The historical aspect is that in the old days, the link between gmail and hotmail was likely to be intermittent. By queuing your mail up at a local server, you could wash your hands of it, knowing that when a link was established, the local server could transfer your messages to the remote server, which would hold the message until the recipient's agent picked it up.
The first server will look at DNS for a MX record of Hotmail server. MX is a special record that defines a mail server for a certain domain. Knowing IP address of Hotmail server, GMail server will sent the message using SMTP protocol and will wait for an answer. If Hotmail server goes down, GMail server wiil try to resend the message (it will depend on server software configuration). If the process terminates ok, then ok, if not, GMail server will notify you that he wasn´t able to deliver the message.
If you really want to know how email works you could read the SMTP RFC or the POP3 RFC.
All emails are transferred using SMTP (or ESMTP).
The important thing to understand is that the when you send message to someguy#hotmail.com this message's destination is not his PC. The destination is someguy's inbox folder at hotmail.com server.

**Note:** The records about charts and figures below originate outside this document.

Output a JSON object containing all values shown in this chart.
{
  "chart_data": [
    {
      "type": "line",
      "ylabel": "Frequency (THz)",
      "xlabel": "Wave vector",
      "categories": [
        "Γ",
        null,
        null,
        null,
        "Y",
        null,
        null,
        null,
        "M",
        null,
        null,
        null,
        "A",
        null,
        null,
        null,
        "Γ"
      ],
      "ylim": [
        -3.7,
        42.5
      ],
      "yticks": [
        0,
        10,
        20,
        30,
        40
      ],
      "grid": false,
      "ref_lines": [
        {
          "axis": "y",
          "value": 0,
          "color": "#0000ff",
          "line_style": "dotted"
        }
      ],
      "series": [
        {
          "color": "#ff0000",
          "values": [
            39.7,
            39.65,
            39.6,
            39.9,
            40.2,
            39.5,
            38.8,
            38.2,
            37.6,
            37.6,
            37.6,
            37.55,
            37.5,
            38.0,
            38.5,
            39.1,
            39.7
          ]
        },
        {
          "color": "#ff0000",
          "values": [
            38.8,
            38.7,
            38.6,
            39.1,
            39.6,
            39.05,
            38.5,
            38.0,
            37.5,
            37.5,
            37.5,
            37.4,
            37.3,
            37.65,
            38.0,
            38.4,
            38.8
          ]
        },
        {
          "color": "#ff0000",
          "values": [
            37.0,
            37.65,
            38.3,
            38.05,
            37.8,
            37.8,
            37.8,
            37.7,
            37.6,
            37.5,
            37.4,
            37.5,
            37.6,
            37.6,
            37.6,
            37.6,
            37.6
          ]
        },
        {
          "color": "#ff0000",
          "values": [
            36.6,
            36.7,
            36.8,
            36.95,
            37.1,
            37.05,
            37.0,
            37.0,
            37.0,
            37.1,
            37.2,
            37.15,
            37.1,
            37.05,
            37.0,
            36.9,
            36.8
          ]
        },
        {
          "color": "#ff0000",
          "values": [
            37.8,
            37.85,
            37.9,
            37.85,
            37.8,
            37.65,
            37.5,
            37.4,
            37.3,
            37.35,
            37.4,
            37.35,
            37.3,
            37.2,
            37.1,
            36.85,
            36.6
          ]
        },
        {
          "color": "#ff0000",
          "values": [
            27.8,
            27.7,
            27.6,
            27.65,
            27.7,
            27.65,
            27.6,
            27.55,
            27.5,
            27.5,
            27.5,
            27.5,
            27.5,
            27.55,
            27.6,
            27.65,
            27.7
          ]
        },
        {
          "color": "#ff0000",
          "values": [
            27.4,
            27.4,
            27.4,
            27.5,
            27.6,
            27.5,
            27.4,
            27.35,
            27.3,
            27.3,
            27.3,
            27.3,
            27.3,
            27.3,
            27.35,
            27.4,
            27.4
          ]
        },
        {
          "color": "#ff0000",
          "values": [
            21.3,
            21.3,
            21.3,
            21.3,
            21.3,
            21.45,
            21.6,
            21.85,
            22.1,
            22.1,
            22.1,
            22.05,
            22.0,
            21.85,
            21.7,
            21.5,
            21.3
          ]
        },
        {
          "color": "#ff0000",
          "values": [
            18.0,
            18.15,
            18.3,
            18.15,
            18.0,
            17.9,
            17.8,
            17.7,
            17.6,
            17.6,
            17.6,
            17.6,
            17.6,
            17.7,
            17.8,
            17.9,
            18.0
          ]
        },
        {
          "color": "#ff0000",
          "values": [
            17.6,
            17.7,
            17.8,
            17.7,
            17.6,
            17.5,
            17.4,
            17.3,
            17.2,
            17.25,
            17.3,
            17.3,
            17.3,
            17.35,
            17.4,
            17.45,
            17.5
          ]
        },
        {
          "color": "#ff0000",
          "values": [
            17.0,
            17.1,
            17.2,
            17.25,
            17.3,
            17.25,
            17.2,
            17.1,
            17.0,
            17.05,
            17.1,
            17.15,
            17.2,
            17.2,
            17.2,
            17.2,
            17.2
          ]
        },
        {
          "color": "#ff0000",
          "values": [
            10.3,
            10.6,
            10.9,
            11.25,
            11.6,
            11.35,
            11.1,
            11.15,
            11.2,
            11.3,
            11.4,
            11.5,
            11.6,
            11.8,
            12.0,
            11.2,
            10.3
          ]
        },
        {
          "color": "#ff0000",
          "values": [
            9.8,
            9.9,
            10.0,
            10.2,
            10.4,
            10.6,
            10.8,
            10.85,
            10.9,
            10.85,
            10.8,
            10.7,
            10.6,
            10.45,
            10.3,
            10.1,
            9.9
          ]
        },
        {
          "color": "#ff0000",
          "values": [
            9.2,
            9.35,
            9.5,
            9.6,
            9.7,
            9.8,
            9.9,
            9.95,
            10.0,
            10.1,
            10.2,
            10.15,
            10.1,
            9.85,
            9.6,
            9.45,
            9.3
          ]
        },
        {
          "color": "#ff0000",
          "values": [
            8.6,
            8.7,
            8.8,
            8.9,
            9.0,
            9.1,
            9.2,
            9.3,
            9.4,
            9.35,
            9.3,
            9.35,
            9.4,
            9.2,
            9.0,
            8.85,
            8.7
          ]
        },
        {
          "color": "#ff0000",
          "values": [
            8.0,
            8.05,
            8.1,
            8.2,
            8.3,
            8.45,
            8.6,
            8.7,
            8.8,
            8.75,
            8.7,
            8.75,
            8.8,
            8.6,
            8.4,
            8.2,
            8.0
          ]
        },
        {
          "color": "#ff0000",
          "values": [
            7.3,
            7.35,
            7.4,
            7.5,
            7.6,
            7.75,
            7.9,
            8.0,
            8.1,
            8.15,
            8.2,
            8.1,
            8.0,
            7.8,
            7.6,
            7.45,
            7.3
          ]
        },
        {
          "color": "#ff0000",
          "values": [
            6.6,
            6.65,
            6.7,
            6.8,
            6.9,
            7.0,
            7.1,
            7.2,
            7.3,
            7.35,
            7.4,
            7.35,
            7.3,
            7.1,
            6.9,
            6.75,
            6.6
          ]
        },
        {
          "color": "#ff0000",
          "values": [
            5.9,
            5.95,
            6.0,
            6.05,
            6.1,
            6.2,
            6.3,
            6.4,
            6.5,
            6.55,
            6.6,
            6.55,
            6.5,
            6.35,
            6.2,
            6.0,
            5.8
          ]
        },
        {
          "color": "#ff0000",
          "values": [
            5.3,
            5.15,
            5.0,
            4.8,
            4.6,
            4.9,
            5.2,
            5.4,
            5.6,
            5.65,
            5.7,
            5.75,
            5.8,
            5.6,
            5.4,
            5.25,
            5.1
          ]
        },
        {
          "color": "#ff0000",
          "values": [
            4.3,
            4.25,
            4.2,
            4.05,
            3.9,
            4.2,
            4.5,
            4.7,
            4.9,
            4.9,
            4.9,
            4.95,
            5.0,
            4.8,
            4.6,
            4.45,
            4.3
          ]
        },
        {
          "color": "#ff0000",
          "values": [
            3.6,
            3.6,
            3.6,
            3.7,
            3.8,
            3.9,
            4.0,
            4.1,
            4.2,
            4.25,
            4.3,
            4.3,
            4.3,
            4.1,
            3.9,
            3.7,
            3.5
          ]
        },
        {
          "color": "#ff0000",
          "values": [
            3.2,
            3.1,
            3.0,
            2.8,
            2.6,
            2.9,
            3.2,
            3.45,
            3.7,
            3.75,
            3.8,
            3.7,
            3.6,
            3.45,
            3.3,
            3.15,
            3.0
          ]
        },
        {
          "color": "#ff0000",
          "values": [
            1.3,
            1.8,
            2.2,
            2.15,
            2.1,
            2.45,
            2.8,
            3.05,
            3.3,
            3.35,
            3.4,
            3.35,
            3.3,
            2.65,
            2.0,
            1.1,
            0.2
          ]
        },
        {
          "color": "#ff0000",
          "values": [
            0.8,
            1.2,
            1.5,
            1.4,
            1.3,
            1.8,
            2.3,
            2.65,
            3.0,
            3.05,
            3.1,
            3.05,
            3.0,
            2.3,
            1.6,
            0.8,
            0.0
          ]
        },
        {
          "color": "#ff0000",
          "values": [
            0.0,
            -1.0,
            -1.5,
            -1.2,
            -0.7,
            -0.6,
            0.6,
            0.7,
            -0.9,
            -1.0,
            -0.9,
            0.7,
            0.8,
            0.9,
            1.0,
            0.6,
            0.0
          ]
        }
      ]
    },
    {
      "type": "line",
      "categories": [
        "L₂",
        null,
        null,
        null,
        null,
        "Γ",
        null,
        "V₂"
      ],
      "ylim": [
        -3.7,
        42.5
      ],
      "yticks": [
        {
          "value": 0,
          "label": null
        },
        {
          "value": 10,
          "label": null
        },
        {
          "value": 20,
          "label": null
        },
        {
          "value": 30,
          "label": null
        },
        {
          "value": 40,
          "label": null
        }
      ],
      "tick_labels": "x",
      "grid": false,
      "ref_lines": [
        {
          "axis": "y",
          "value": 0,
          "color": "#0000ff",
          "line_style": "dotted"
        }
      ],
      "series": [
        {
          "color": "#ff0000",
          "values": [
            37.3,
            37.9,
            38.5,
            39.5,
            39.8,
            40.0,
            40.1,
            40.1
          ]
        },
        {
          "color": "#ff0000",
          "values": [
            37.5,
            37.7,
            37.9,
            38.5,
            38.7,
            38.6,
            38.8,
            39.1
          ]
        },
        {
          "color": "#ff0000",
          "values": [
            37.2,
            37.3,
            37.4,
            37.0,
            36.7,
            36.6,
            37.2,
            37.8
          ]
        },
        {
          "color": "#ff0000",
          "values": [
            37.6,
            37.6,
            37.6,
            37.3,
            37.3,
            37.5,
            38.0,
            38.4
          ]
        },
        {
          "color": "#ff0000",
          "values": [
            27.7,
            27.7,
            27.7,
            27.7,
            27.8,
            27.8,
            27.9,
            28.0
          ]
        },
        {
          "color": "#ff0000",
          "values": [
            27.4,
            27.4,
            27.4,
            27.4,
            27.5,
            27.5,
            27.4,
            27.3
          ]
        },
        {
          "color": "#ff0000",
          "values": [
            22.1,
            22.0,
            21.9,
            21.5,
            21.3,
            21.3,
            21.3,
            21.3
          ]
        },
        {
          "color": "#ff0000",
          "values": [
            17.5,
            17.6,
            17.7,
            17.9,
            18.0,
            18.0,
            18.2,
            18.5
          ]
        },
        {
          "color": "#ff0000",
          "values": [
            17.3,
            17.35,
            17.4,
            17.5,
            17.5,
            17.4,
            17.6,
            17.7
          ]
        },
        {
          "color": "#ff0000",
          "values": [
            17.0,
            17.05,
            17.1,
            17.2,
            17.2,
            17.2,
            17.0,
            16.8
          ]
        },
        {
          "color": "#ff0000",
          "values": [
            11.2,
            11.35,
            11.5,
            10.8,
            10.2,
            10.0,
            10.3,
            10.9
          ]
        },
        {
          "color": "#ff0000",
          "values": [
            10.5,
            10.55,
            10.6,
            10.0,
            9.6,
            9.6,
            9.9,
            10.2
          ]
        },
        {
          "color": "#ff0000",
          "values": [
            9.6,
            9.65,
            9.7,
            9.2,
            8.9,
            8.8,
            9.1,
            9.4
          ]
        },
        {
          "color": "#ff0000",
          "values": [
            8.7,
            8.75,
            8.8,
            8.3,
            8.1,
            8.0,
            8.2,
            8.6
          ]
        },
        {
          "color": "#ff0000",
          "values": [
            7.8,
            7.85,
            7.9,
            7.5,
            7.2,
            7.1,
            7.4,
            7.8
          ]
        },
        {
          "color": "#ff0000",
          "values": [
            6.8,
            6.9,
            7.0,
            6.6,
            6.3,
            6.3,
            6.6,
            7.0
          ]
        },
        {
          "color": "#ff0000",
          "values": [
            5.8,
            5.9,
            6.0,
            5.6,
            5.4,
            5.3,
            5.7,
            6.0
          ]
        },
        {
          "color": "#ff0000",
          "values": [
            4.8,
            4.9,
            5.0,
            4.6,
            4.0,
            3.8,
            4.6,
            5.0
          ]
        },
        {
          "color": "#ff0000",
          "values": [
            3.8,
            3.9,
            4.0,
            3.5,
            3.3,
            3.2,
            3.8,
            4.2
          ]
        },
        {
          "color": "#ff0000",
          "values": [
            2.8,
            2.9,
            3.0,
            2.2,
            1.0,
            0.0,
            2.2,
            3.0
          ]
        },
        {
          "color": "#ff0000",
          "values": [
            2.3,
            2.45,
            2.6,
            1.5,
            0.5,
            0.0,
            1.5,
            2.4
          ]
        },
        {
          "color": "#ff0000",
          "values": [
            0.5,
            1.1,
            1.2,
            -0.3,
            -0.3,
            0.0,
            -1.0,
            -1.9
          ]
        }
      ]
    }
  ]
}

After the message arrives at it's destination. The user can check if he has any new messages on his account at hotmail server and retrieve them using POP3
Also it would be possible to send the message without using gmail server, by sending it directly from your PC to hotmail using SMTP.
Step 2 to 3 (i.e. Gmail to Hotmail) would normally happen through SMTP (or ESMTP - extended SMTP).
Hotmail doesn't send anything to a client via POP3. It's important to understand some of the nuances here. The client contacts Hotmail via POP3 and requests its mail. (i.e. the client initiates the discussion).